According to the report, three in every 10 international students who arrived in Canada after 2000 have transitioned to becoming permanent Canadian immigrants within 10 years of receiving their study visa.
The report also shows that half of all master’s degree students, and six in every 10 doctoral degree students, became Canadian permanent residents within the same period.
International students in non-university post-secondary education account for a particularly interesting stat – the number of these students who obtained permanent residency in Canada more than doubled between 2010 and 2014, compared to their population between 2000 and 2004.
According to Canada’s Immigration Department, Immigration, Refugees and Citizenship Canada (IRCC), the international student population in Canada increased from 122,700 to 642,500 between 2000 and 2019.
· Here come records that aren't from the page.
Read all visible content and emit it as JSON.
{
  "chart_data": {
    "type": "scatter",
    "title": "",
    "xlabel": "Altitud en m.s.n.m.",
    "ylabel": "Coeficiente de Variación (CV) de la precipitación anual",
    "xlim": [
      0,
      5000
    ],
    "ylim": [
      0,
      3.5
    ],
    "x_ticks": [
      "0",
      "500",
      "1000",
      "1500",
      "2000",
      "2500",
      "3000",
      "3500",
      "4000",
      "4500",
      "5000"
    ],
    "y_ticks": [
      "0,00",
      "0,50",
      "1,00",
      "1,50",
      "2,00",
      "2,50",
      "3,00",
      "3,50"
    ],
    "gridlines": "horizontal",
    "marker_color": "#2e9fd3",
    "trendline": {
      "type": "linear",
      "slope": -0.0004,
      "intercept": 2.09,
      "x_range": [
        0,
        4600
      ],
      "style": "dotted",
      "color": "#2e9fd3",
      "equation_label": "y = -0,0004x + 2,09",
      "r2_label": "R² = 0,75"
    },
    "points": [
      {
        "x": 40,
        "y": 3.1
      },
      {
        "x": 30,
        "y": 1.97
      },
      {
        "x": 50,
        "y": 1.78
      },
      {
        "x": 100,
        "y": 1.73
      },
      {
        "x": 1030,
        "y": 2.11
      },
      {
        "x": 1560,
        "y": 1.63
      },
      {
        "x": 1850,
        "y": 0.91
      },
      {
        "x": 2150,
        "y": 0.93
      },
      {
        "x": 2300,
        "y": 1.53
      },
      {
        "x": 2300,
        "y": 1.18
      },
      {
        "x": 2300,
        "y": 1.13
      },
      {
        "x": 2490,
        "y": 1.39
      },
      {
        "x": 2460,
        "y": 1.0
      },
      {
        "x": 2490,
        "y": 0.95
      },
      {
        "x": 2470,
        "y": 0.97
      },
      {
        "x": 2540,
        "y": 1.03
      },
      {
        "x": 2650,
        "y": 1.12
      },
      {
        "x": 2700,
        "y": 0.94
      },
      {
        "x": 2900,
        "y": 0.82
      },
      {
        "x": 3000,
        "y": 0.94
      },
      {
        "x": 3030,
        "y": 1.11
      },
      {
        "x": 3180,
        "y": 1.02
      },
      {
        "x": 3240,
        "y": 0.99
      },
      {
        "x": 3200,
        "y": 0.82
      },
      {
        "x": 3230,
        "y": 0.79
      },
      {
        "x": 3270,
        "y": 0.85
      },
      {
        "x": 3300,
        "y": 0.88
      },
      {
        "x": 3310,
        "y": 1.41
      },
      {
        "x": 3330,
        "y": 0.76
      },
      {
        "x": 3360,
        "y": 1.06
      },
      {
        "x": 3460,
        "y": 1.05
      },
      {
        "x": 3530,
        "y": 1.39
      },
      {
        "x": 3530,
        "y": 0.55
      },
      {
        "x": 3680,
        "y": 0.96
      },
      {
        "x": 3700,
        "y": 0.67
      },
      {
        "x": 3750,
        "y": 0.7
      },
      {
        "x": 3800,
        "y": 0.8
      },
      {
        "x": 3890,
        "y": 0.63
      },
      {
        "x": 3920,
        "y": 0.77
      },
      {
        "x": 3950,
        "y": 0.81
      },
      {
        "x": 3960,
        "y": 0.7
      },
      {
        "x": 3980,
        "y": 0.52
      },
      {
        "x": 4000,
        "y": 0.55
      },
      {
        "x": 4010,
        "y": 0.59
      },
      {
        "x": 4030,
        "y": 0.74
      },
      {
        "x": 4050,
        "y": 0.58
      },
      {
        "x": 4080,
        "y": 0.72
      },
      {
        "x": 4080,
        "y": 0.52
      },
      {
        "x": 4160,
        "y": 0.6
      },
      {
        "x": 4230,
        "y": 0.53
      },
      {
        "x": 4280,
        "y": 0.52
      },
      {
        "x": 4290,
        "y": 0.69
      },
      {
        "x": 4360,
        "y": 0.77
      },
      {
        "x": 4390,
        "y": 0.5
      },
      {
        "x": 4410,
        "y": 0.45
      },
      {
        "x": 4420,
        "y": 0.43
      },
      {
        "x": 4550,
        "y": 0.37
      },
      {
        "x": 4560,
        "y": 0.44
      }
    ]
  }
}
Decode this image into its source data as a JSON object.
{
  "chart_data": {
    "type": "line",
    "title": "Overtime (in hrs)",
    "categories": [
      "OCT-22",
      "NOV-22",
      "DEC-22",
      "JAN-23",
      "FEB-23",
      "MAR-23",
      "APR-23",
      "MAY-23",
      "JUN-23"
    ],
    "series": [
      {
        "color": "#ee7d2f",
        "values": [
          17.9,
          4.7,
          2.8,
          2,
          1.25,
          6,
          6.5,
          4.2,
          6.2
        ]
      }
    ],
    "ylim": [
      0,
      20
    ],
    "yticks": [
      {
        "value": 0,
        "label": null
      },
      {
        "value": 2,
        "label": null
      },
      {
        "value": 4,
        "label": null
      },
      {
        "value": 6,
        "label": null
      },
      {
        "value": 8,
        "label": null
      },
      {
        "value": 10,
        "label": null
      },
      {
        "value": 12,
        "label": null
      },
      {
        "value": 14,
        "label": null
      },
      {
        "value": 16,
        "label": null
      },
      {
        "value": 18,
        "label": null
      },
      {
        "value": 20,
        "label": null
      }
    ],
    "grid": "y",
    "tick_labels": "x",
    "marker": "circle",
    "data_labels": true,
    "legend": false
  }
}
As Canada provided increasingly better benefits for international students, the number increased more and more, as is evident in the more than 400 per cent increase in the number of international students to arrive in Canada in the two decades since the turn of the millennium.
Canadian work experience and higher paying jobs act as the main drivers for international students making the transition to becoming Canadian immigrants, the study shows.
International students with Canadian work experience during their period of study in the country – or after graduation – were more likely to receive Canadian PR, with 60 per cent successful transitions.
Moreover, international students with higher paying jobs also had greater chances of becoming permanent Canadian residents; 87 per cent of all international students who arrived in Canada between 2005 and 2009, and had an annual salary of at least $50,000, successfully obtained permanent residency in Canada.
In comparison, only 46 per cent of the international students who got their study permits during the same period and had an annual income below $20,000 received Canadian PR.
The Canadian government has historically appreciated the international student population, and values them as an important part of the Canadian workforce, given their relatively young age, Canadian credentials, and proficiency in English or French – one of Canada’s two official languages.
The Canadian government also encourages international students to apply for a Post Graduation Work Permit (PGWP), which allows graduates from a designated learning institution (DLI) to work for Canadian employers and gain work experience in the country.
This work experience often proves to be invaluable to international students, given that they can use this experience to apply for permanent resident status in Canada through the Canadian Experience Class (CEC).